The Shirley W. DeLucia Student Teacher Travel Scholarship provides funding to students who are student teaching overseas and/or on the Navajo Nation in the region of Four Corners in western United States.

DeLucia grew up in Traer, Iowa, a small farming community, and says she did not have many opportunities to travel as a young girl. After Shirley met her husband Frank at Iowa Wesleyan College, the couple moved to Durham, North Carolina, where Frank was a graduate student and eventually became the chair of the Duke University Physics Department and Shirley taught and conducted research at North Carolina Central University. In 1990, the DeLucias moved to Columbus and Shirley began teaching at Capital, where she eventually served as chair of the Education Department.  

It was during that time as a chair that DeLucia provided her unwavering support for the new Intercultural Student Teaching program brought to Capital by Dr. Olga Shonia, which was approved in 2011. In addition to the Navajo Nation, student teachers in the program may be placed with cooperating schools, families and communities in countries around the world. Students in the Intercultural Student Teaching Program are eligible to apply for the DeLucia Scholarship.

Shonia says the program helps students accelerate their personal growth; something DeLucia also experienced during journeys to other countries.

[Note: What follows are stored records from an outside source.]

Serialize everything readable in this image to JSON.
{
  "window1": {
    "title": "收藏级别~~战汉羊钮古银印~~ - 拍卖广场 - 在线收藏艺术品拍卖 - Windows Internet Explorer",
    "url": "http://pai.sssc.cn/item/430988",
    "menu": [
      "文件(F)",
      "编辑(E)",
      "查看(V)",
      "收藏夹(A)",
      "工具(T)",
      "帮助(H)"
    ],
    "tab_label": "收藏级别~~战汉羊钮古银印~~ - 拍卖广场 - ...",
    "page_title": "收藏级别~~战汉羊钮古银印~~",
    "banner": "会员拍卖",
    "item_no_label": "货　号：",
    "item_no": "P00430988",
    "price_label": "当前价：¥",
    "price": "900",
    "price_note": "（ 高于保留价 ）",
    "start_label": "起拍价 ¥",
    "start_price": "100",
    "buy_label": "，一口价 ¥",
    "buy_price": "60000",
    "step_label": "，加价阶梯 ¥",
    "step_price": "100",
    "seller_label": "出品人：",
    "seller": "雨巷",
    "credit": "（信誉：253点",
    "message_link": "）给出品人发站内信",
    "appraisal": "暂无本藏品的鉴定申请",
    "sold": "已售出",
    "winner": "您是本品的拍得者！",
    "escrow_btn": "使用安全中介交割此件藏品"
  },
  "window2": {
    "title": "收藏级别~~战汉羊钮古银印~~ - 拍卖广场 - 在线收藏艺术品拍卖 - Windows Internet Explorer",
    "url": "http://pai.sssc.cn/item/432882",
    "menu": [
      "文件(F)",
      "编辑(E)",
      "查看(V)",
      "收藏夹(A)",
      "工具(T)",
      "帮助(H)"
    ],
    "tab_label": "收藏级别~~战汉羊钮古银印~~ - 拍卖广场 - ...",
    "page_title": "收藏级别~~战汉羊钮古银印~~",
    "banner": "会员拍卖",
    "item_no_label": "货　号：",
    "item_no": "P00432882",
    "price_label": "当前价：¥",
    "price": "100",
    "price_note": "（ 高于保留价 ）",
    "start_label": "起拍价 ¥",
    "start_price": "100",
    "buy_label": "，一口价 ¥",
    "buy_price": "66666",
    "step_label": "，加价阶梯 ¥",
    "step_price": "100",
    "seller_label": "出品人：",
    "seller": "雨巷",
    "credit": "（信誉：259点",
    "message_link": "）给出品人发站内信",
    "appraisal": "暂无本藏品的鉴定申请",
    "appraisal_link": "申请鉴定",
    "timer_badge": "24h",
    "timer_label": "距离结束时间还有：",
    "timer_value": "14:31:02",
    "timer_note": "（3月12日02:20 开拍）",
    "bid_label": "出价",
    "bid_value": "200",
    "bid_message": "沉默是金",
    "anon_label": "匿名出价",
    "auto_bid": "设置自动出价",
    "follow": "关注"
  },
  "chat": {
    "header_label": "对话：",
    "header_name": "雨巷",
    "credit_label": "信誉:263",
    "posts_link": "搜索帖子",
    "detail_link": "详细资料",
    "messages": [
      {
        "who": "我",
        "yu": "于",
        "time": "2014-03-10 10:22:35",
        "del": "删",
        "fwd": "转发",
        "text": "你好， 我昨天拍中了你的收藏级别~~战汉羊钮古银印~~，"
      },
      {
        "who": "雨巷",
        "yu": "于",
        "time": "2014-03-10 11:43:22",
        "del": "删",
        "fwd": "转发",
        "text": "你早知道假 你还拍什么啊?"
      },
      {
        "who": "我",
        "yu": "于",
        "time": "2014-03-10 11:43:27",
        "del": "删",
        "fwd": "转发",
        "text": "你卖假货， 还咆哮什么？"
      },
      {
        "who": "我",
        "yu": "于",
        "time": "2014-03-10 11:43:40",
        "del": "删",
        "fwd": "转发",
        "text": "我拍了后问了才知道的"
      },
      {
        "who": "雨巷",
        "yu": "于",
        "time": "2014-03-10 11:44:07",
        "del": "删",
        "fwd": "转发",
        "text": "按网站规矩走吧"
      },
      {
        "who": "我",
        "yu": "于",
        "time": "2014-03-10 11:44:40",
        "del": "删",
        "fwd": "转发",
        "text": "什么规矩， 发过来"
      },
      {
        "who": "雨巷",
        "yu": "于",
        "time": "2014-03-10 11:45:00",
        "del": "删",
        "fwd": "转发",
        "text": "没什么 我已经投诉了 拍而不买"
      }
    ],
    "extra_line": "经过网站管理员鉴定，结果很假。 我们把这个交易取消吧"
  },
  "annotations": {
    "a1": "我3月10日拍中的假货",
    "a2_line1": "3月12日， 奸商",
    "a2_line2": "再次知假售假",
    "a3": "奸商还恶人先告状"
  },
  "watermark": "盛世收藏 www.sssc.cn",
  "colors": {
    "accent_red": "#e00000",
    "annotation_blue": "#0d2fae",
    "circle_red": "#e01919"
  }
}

“My husband and I loved to travel,” she says. “I learned a lot about myself.”

DeLucia taught social studies methods at Capital, where she says she incorporated the motto: “Get to know your world and become a better citizen.”

The endowed scholarship honors DeLucia’s work encouraging students to become engaged citizens of the world by experiencing different cultures. “When they come back, they are changed,” she observes.

She says the experience helps the future teachers obtain jobs and lets them see that  “the world is larger than Columbus, Ohio.”

“If I had my way, every college student would travel,” DeLucia says. “It just helps you see a different part of the world. You get up every morning and experience a culture other than your own.”

Shonia, whose scholarship area is in internationalization of teacher training, says the program allows students to view the world through the eyes of people from around the globe.

“They experience life that they don’t get to experience every day, it provides them with a lens of  being the minority,” she says, “as not all are English-speaking countries. It gives them the perspective of how some of their students may feel in their classroom.”

DeLucia says establishing the scholarship as part of the “In Radiant Splendor Shine” campaign was a way for her to pay it forward.

“I think you have to look at the students and say, ‘What do they need?’ It’s something beyond themselves,” she says. “I’ve been fortunate enough to travel the world, experience different cultures and meet wonderful new friends.”